GDPR compliance is documentation-heavy and ongoing. AI compresses the documentation work substantially. The legal interpretations and risk decisions stay human (and ideally with an attorney). Here is the practical workflow.
1. Privacy policy drafting and updates. AI drafts from your actual data practices; attorney reviews.
2. Data Processing Impact Assessments (DPIAs). Structured analysis of new data processing activities.
3. Data Processing Agreement (DPA) drafting. Standard clauses customized for your vendor relationships.
4. Subject Access Request responses. Structured collection and response drafting.

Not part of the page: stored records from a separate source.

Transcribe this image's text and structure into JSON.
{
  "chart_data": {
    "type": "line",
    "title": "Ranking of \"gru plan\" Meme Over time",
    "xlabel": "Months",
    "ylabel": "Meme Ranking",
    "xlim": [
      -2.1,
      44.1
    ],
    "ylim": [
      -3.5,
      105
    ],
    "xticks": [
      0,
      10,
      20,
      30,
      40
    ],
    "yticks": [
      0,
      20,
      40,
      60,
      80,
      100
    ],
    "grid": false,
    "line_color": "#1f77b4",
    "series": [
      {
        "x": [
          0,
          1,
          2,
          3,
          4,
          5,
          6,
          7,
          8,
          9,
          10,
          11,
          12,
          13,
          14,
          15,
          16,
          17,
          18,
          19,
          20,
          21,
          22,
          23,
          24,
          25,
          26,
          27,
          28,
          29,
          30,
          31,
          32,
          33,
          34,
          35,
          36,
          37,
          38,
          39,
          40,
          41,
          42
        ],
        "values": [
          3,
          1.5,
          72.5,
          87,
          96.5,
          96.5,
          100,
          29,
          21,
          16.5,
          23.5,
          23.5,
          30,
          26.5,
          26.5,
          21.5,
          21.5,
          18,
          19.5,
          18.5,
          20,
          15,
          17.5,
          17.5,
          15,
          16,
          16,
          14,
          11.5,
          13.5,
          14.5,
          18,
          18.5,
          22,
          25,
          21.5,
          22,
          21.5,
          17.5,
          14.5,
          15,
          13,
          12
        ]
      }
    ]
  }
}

Legal basis determinations. Attorney work.
Risk assessment of high-risk processing. Privacy officer + attorney.
Breach notification decisions. Always human.
Cross-border transfer mechanism selection.
I am writing a Data Processing Impact Assessment for [NEW PROCESSING ACTIVITY]. What data we will process: [TYPES] Why we will process it: [LEGAL BASIS] Who will process it: [INTERNAL / VENDORS] Who can access it: [LIST] How long we will retain it: [PERIOD] What security measures we have: [SUMMARY] Generate the DPIA: 1. Description of processing 2. Necessity and proportionality assessment 3. Risk to data subjects (specific risks, not generic) 4. Mitigations in place 5. Residual risk after mitigations 6. Whether a Data Protection Officer or supervisory authority consultation is required Flag anything that requires legal review before finalizing.